Combinatorial Wnt control of zebrafish midbrain-hindbrain boundary formation.

Wnt signaling is known to be required for the normal development of the vertebrate midbrain and hindbrain, but genetic loss of function analyses in the mouse and zebrafish yield differing results regarding the relative importance of specific Wnt loci. In the zebrafish, Wnt1 and Wnt10b functionally overlap in their control of gene expression in the ventral midbrain-hindbrain boundary (MHB), but they are not required for the formation of the MHB constriction. Whether other wnt loci are involved in zebrafish MHB development is unclear, although the expression of at least two wnts, wnt3a and wnt8b, is maintained in wnt1/wnt10b mutants. In order to address the role of wnt3a in zebrafish, we have isolated a full length cDNA and examined its expression and function via knockdown by morpholino antisense oligonucleotide (MO)-mediated knockdown. The expression pattern of wnt3a appears to be evolutionarily conserved between zebrafish and mouse, and MO knockdown shows that Wnt3a, while not uniquely required for MHB development, is required in the absence of Wnt1 and Wnt10b for the formation of the MHB constriction. In zebrafish embryos lacking Wnt3a, Wnt1 and Wnt10b, the expression of engrailed orthologs, pax2a and fgf8 is not maintained after mid-somitogenesis. In contrast to acerebellar and no isthmus mutants, in which midbrain and hindbrain cells acquire new fates but cell number is not significantly affected until late in embryogenesis, zebrafish embryos lacking Wnt3a, Wnt1 and Wnt10b undergo extensive apoptosis in the midbrain and cerebellum anlagen beginning in mid-somitogenesis, which results in the absence of a significant portion of the midbrain and cerebellum. Thus, the requirement for Wnt signaling in forming the MHB constriction is evolutionarily conserved in vertebrates and it is possible in zebrafish to dissect the relative impact of multiple Wnt loci in midbrain and hindbrain development.

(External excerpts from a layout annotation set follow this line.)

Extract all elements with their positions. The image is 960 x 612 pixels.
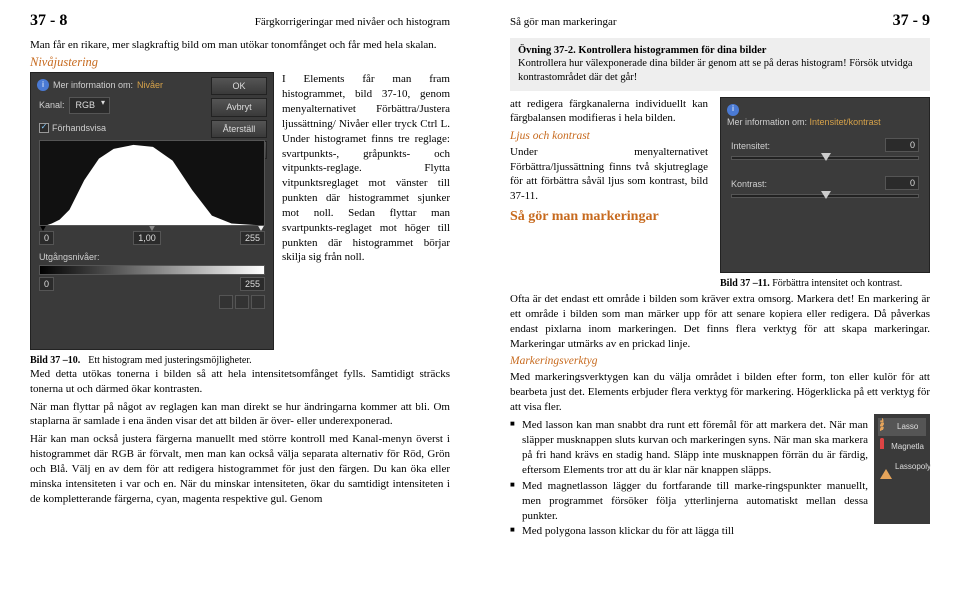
preview-label: Förhandsvisa: [52, 122, 106, 134]
left-page: 37 - 8 Färgkorrigeringar med nivåer och …: [0, 0, 480, 612]
right-chapter-title: Så gör man markeringar: [510, 15, 617, 30]
cancel-button[interactable]: Avbryt: [211, 98, 267, 116]
preview-checkbox[interactable]: ✓: [39, 123, 49, 133]
left-page-number: 37 - 8: [30, 10, 67, 32]
output-gradient[interactable]: [39, 265, 265, 275]
eyedropper-gray-icon[interactable]: [235, 295, 249, 309]
info-icon: i: [727, 104, 739, 116]
info-label: Mer information om:: [53, 79, 133, 91]
intensity-slider[interactable]: [731, 156, 919, 160]
list-item: Med magnetlasson lägger du fortfarande t…: [510, 479, 930, 524]
info-link[interactable]: Nivåer: [137, 79, 163, 91]
paragraph-2: När man flyttar på något av reglagen kan…: [30, 400, 450, 430]
output-white-value[interactable]: 255: [240, 277, 265, 291]
heading-nivajustering: Nivåjustering: [30, 54, 450, 71]
contrast-value[interactable]: 0: [885, 176, 919, 190]
figure-caption-37-11: Bild 37 –11. Förbättra intensitet och ko…: [720, 277, 930, 291]
contrast-slider[interactable]: [731, 194, 919, 198]
intro-paragraph: Man får en rikare, mer slagkraftig bild …: [30, 38, 450, 53]
eyedropper-black-icon[interactable]: [219, 295, 233, 309]
input-black-value[interactable]: 0: [39, 231, 54, 245]
bullet-list: Med lasson kan man snabbt dra runt ett f…: [510, 418, 930, 539]
heading-markeringar: Så gör man markeringar: [510, 208, 708, 227]
output-levels-label: Utgångsnivåer:: [31, 245, 273, 263]
figure-caption-37-10: Bild 37 –10. Ett histogram med justering…: [30, 354, 274, 368]
intensity-value[interactable]: 0: [885, 138, 919, 152]
markeringar-paragraph: Ofta är det endast ett område i bilden s…: [510, 292, 930, 351]
info-icon: i: [37, 79, 49, 91]
verktyg-paragraph: Med markeringsverktygen kan du välja omr…: [510, 370, 930, 415]
paragraph-3: Här kan man också justera färgerna manue…: [30, 432, 450, 506]
kanal-dropdown[interactable]: RGB: [69, 97, 111, 113]
list-item: Med polygona lasson klickar du för att l…: [510, 524, 930, 539]
intensity-contrast-dialog: i Mer information om: Intensitet/kontras…: [720, 97, 930, 273]
left-chapter-title: Färgkorrigeringar med nivåer och histogr…: [255, 15, 450, 30]
ok-button[interactable]: OK: [211, 77, 267, 95]
ljus-paragraph: Under menyalternativet Förbättra/ljussät…: [510, 145, 708, 204]
right-page-number: 37 - 9: [893, 10, 930, 32]
kanal-label: Kanal:: [39, 99, 65, 111]
input-gray-value[interactable]: 1,00: [133, 231, 161, 245]
output-black-value[interactable]: 0: [39, 277, 54, 291]
info-link-ik[interactable]: Intensitet/kontrast: [810, 117, 881, 127]
histogram-display: [39, 140, 265, 226]
info-label-ik: Mer information om:: [727, 117, 807, 127]
eyedropper-white-icon[interactable]: [251, 295, 265, 309]
exercise-body: Kontrollera hur välexponerade dina bilde…: [518, 57, 922, 84]
right-header: Så gör man markeringar 37 - 9: [510, 10, 930, 32]
left-header: 37 - 8 Färgkorrigeringar med nivåer och …: [30, 10, 450, 32]
reset-button[interactable]: Återställ: [211, 120, 267, 138]
heading-ljus-kontrast: Ljus och kontrast: [510, 129, 708, 145]
after-paragraph: Med detta utökas tonerna i bilden så att…: [30, 367, 450, 397]
intro-right: att redigera färgkanalerna individuellt …: [510, 97, 708, 127]
list-item: Med lasson kan man snabbt dra runt ett f…: [510, 418, 930, 477]
right-page: Så gör man markeringar 37 - 9 Övning 37-…: [480, 0, 960, 612]
levels-dialog: i Mer information om: Nivåer Kanal: RGB …: [30, 72, 274, 350]
input-white-value[interactable]: 255: [240, 231, 265, 245]
exercise-title: Övning 37-2. Kontrollera histogrammen fö…: [518, 44, 922, 58]
exercise-box: Övning 37-2. Kontrollera histogrammen fö…: [510, 38, 930, 91]
heading-markeringsverktyg: Markeringsverktyg: [510, 354, 930, 370]
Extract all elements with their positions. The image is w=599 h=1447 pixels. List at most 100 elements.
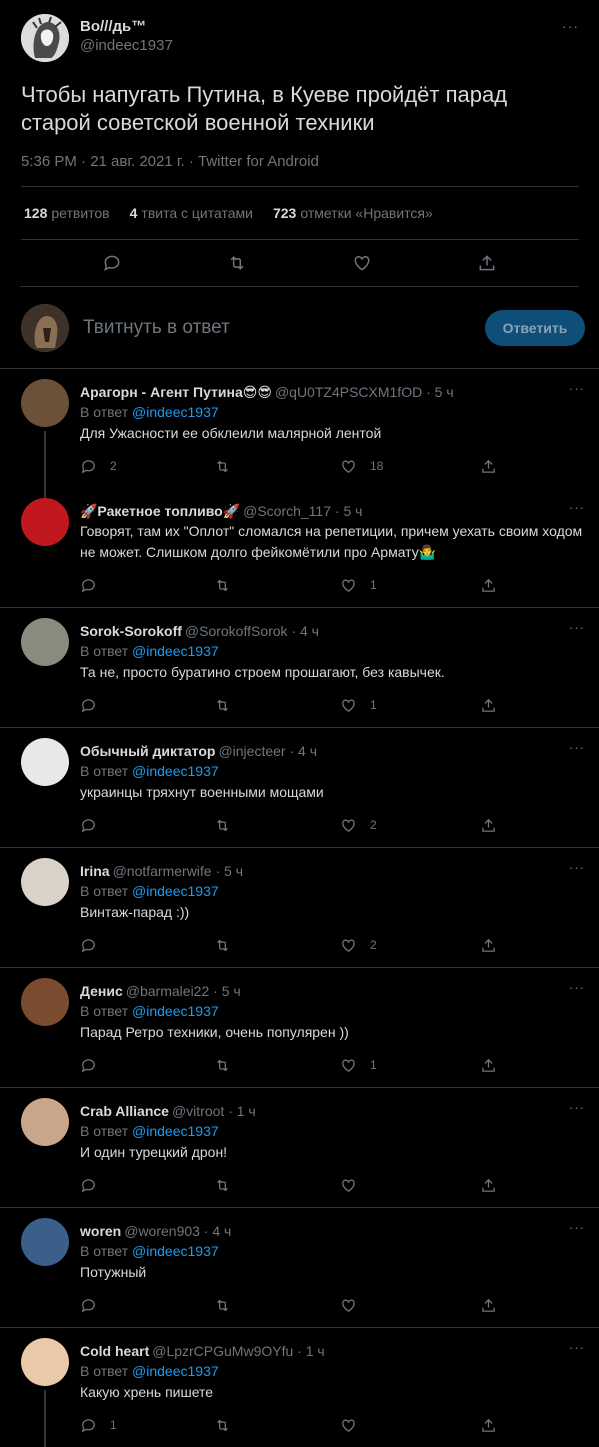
reply-avatar[interactable] [21, 379, 69, 427]
more-options-icon[interactable]: ··· [569, 1220, 585, 1235]
more-options-icon[interactable]: ··· [569, 740, 585, 755]
reply-tweet[interactable]: Cold heart @LpzrCPGuMw9OYfu · 1 ч ··· В о… [0, 1328, 599, 1447]
reply-tweet[interactable]: Sorok-Sorokoff @SorokoffSorok · 4 ч ··· В… [0, 608, 599, 728]
reply-author-handle[interactable]: @barmalei22 [126, 983, 209, 999]
reply-author-handle[interactable]: @injecteer [218, 743, 285, 759]
reply-author-name[interactable]: Crab Alliance [80, 1103, 169, 1119]
share-action[interactable] [480, 1417, 497, 1434]
more-options-icon[interactable]: ··· [569, 381, 585, 396]
replying-to-handle[interactable]: @indeec1937 [132, 1003, 219, 1019]
replying-to-handle[interactable]: @indeec1937 [132, 1123, 219, 1139]
replying-to-handle[interactable]: @indeec1937 [132, 1243, 219, 1259]
reply-author-name[interactable]: Арагорн - Агент Путина😎😎 [80, 384, 272, 400]
share-action[interactable] [480, 1057, 497, 1074]
more-options-icon[interactable]: ··· [569, 1100, 585, 1115]
reply-author-name[interactable]: woren [80, 1223, 121, 1239]
reply-avatar[interactable] [21, 1098, 69, 1146]
retweet-action[interactable] [214, 458, 340, 475]
reply-time[interactable]: · 4 ч [289, 743, 317, 759]
reply-time[interactable]: · 4 ч [204, 1223, 232, 1239]
reply-author-handle[interactable]: @Scorch_117 [243, 503, 331, 519]
reply-author-handle[interactable]: @qU0TZ4PSCXM1fOD [275, 384, 422, 400]
reply-author-name[interactable]: 🚀Ракетное топливо🚀 [80, 503, 240, 519]
more-options-icon[interactable]: ··· [569, 500, 585, 515]
reply-time[interactable]: · 5 ч [335, 503, 363, 519]
reply-action[interactable] [80, 1297, 214, 1314]
reply-avatar[interactable] [21, 738, 69, 786]
retweet-action[interactable] [214, 1057, 340, 1074]
like-action[interactable]: 1 [340, 697, 480, 714]
author-handle[interactable]: @indeec1937 [80, 37, 173, 54]
retweet-action[interactable] [214, 817, 340, 834]
reply-author-handle[interactable]: @notfarmerwife [113, 863, 212, 879]
retweet-action[interactable] [214, 1297, 340, 1314]
reply-action[interactable] [80, 817, 214, 834]
like-action[interactable] [340, 1417, 480, 1434]
reply-action[interactable]: 1 [80, 1417, 214, 1434]
replying-to-handle[interactable]: @indeec1937 [132, 1363, 219, 1379]
reply-action[interactable] [80, 1057, 214, 1074]
retweet-action[interactable] [214, 1177, 340, 1194]
reply-action[interactable] [80, 577, 214, 594]
reply-time[interactable]: · 1 ч [297, 1343, 325, 1359]
retweet-icon[interactable] [226, 252, 248, 274]
like-action[interactable]: 18 [340, 458, 480, 475]
retweet-action[interactable] [214, 1417, 340, 1434]
like-action[interactable]: 2 [340, 937, 480, 954]
reply-author-name[interactable]: Sorok-Sorokoff [80, 623, 182, 639]
reply-time[interactable]: · 5 ч [216, 863, 244, 879]
replying-to-handle[interactable]: @indeec1937 [132, 883, 219, 899]
reply-tweet[interactable]: woren @woren903 · 4 ч ··· В ответ @indeec… [0, 1208, 599, 1328]
reply-action[interactable] [80, 697, 214, 714]
like-icon[interactable] [351, 252, 373, 274]
reply-author-name[interactable]: Денис [80, 983, 123, 999]
reply-action[interactable] [80, 937, 214, 954]
reply-tweet[interactable]: Crab Alliance @vitroot · 1 ч ··· В ответ … [0, 1088, 599, 1208]
reply-author-name[interactable]: Обычный диктатор [80, 743, 215, 759]
likes-stat[interactable]: 723 отметки «Нравится» [273, 205, 433, 221]
like-action[interactable]: 2 [340, 817, 480, 834]
reply-tweet[interactable]: 🚀Ракетное топливо🚀 @Scorch_117 · 5 ч ··· … [0, 488, 599, 608]
reply-input[interactable]: Твитнуть в ответ [83, 317, 485, 339]
reply-tweet[interactable]: Обычный диктатор @injecteer · 4 ч ··· В о… [0, 728, 599, 848]
share-action[interactable] [480, 937, 497, 954]
reply-time[interactable]: · 4 ч [291, 623, 319, 639]
more-options-icon[interactable]: ··· [569, 860, 585, 875]
author-avatar[interactable] [21, 14, 69, 62]
retweet-action[interactable] [214, 697, 340, 714]
reply-button[interactable]: Ответить [485, 309, 585, 346]
reply-author-handle[interactable]: @vitroot [172, 1103, 224, 1119]
share-action[interactable] [480, 697, 497, 714]
share-icon[interactable] [476, 252, 498, 274]
current-user-avatar[interactable] [21, 303, 69, 352]
author-name[interactable]: Во///дь™ [80, 18, 173, 35]
like-action[interactable] [340, 1297, 480, 1314]
reply-author-handle[interactable]: @LpzrCPGuMw9OYfu [152, 1343, 293, 1359]
reply-tweet[interactable]: Денис @barmalei22 · 5 ч ··· В ответ @inde… [0, 968, 599, 1088]
reply-avatar[interactable] [21, 1338, 69, 1386]
retweets-stat[interactable]: 128 ретвитов [24, 205, 110, 221]
reply-time[interactable]: · 5 ч [426, 384, 454, 400]
retweet-action[interactable] [214, 577, 340, 594]
reply-avatar[interactable] [21, 858, 69, 906]
like-action[interactable]: 1 [340, 577, 480, 594]
quotes-stat[interactable]: 4 твита с цитатами [130, 205, 253, 221]
like-action[interactable]: 1 [340, 1057, 480, 1074]
share-action[interactable] [480, 817, 497, 834]
like-action[interactable] [340, 1177, 480, 1194]
reply-avatar[interactable] [21, 978, 69, 1026]
more-options-icon[interactable]: ··· [569, 980, 585, 995]
share-action[interactable] [480, 458, 497, 475]
more-options-icon[interactable]: ··· [569, 620, 585, 635]
reply-icon[interactable] [101, 252, 123, 274]
more-options-icon[interactable]: ··· [569, 1340, 585, 1355]
reply-avatar[interactable] [21, 498, 69, 546]
replying-to-handle[interactable]: @indeec1937 [132, 763, 219, 779]
reply-time[interactable]: · 1 ч [228, 1103, 256, 1119]
reply-avatar[interactable] [21, 618, 69, 666]
reply-author-handle[interactable]: @SorokoffSorok [185, 623, 288, 639]
share-action[interactable] [480, 1297, 497, 1314]
share-action[interactable] [480, 577, 497, 594]
reply-author-name[interactable]: Irina [80, 863, 110, 879]
reply-author-name[interactable]: Cold heart [80, 1343, 149, 1359]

Wnt1 and wnt10b function redundantly at the zebrafish midbrain-hindbrain boundary.

Wnt signals have been shown to be involved in multiple steps of vertebrate neural patterning, yet the relative contributions of individual Wnts to the process of brain regionalization is poorly understood. Wnt1 has been shown in the mouse to be required for the formation of the midbrain and the anterior hindbrain, but this function of wnt1 has not been explored in other model systems. Further, wnt1 is part of a Wnt cluster conserved in all vertebrates comprising wnt1 and wnt10b, yet the function of wnt10b during embryogenesis has not been explored. Here, we report that in zebrafish wnt10b is expressed in a pattern overlapping extensively with that of wnt1. We have generated a deficiency allele for these closely linked loci and performed morpholino antisense oligo knockdown to show that wnt1 and wnt10b provide partially redundant functions in the formation of the midbrain-hindbrain boundary (MHB). When both loci are deleted, the expression of pax2.1, en2, and her5 is lost in the ventral portion of the MHB beginning at the 8-somite stage. However, wnt1 and wnt10b are not required for the maintenance of fgf8, en3, wnt8b, or wnt3a expression. Embryos homozygous for the wnt1-wnt10b deficiency display a mild MHB phenotype, but are sensitized to reductions in either Pax2.1 or Fgf8; that is, in combination with mutant alleles of either of these loci, the morphological MHB is lost. Thus, wnt1 and wnt10b are required to maintain threshold levels of Pax2.1 and Fgf8 at the MHB.